At Klout, we love data and as Dave Mariani, Klout’s VP of Engineering, stated in his latest blog post, we’ve got lots of it! Klout currently uses Hadoop to crunch large volumes of data but what do we do with that data? You already know about the Klout score, but I want to talk about a new feature I’m extremely excited about — search!
Problem at Hand
I just want to start off by saying, search is hard! Yet, the requirements were pretty simple: we needed to create a robust solution that would allow us to search across all scored Klout users. Did I mention it had to be fast? Everyone likes to go fast! The problem is that 100 Million People have Klout (and that was this past September—an eternity in Social Media time) which means our search solution had to scale, scale horizontally.
So how did we accomplish that?
Share Nothing and Don’t Block
We use Node.js in our front end to help scale to thousands of concurrent users. We follow the same philosophy in our backend for search. Given the size of our dataset and its substantial growth rate, we needed to choose a search solution which would allow us to scale horizontally; On the application side we wanted to have a stateless Web layer, not only for performance, but also for manageability. So share nothing and block as little as possible!
Let’s Play! and be “cool, bonsai cool”
The technology stack chosen to address the problem was ElasticSearch and the Play! Framework. Why did we choose that stack? At Klout, we like to choose the right tool for the job, regardless of the platform it runs under or the company that’s behind it. We chose ElasticSearch and Play! because both of these were designed to use fast, non-blocking IO, both of these provide powerful infrastructure, and both of these were designed to be easy to extend. These tools help us build powerful search now, and continue improving search to give you more relevant results.
ElasticSearch is a powerful, scalable and distributed search solution built on strong foundations like JBoss Netty and Apache Lucene. ElasticSearch builds off of Apache Lucene, a personal favorite of mine, created by Doug Cutting. Doug Cutting has had a huge impact on many tools we use at Klout; He is also the creator of Hadoop (and Nutch for that matter!). Lucene is a search library—more than 10 years old—that provides powerful search capabilities such as relevancy ranking, fuzzy matching, wildcard, proximity operators, fielded searching, spell-checking, multi-lingual and all that jazz—all while still being completely portable since it’s a JVM-based solution; most important, it’s blazing fast!
ElasticSearch uses JBoss Netty as its network library for async/non-blocking IO. In a traditional blocking IO model, performing a search across multiple shards would be extremely expensive. We could retrieve results serially, meaning that our search would become slower as our data size increased, or execute results in parallel threads, which would require ever increasing processing resources. Netty allows ElasticSearch to retrieve results from multiple search nodes in parallel; there are no blocking threads waiting for it to finish.

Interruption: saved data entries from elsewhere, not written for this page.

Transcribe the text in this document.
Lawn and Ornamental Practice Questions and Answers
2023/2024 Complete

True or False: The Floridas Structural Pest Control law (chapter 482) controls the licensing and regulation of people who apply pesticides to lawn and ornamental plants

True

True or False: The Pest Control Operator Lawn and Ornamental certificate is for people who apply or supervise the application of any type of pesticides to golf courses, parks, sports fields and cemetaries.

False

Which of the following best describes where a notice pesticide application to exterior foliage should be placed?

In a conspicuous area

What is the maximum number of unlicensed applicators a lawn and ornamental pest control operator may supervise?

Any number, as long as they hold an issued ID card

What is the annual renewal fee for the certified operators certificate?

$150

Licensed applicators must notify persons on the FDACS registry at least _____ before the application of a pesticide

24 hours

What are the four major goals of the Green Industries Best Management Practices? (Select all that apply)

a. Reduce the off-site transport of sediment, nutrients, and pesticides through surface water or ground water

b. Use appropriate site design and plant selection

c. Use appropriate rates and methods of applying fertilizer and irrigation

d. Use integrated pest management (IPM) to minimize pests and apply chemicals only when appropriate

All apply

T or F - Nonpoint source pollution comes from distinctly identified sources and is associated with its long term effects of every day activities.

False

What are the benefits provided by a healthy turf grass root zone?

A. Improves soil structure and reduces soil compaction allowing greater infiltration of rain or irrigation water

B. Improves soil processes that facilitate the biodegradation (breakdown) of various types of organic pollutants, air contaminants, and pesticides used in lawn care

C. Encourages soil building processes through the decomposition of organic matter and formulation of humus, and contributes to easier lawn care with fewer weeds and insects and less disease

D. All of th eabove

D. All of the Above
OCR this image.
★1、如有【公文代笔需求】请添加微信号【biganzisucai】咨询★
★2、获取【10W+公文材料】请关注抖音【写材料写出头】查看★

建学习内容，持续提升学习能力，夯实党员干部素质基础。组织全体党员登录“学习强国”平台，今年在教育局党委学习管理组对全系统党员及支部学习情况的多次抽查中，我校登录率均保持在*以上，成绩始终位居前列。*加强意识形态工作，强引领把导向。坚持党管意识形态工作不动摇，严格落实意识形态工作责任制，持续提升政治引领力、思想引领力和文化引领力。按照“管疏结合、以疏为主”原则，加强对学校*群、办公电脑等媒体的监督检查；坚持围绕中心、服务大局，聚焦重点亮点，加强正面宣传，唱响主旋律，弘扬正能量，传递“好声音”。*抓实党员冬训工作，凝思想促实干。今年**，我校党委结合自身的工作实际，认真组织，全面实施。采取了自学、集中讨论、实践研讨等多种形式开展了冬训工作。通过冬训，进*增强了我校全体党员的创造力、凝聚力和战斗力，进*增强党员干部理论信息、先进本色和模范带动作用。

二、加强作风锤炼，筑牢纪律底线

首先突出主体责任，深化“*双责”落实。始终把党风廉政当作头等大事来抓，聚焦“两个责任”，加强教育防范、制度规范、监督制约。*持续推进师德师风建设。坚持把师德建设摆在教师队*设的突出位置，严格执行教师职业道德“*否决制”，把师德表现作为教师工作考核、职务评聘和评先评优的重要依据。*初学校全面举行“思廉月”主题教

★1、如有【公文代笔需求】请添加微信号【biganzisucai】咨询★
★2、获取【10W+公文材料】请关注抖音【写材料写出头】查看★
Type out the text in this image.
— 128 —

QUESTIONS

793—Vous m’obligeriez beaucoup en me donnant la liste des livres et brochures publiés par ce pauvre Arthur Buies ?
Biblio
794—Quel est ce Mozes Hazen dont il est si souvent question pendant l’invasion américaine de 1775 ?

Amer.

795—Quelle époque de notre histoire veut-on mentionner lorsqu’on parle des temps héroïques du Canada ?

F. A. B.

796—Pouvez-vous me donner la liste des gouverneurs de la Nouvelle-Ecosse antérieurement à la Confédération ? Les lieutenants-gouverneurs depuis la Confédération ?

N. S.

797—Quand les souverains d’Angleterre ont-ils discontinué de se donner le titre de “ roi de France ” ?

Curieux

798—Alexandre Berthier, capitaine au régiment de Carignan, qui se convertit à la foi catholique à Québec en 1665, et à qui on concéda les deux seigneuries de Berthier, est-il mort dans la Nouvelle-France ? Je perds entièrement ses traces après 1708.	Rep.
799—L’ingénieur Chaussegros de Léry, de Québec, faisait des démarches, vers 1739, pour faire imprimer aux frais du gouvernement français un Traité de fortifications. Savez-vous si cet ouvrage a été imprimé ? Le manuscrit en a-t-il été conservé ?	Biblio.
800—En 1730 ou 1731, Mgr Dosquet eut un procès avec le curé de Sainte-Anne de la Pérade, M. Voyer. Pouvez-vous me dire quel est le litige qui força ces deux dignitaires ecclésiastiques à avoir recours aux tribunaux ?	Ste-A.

We used Play! Framework for the Web layer, which also uses JBoss Netty as its network library. Why? To find out more about this great framework, watch my Dreamforce presentation from this past September here in San Francisco, CA: “Introducing Play! Framework: Painless Java and Scala Web Applications”. Just recently, Play! has joined Typesafe, the creators of Scala, as an official part of its Scala-based technology stack and providers of the Web solution for Scala.
Akka is also part of Typesafe’s stack and provides an event-driven and self-healing concurrency platform based on an Erlang-style, actor-based concurrency model for the JVM. In summary, Akka helps Klout’s search go fast! We have actors for the different searches we support, messages are dispatched to their mailboxes as Play’s controller actions are invoked. Akka actors, which are pretty similar to Scala actors, allow us to effortlessly execute parallel searches to minimize overall response time to provide our users the best experience possible.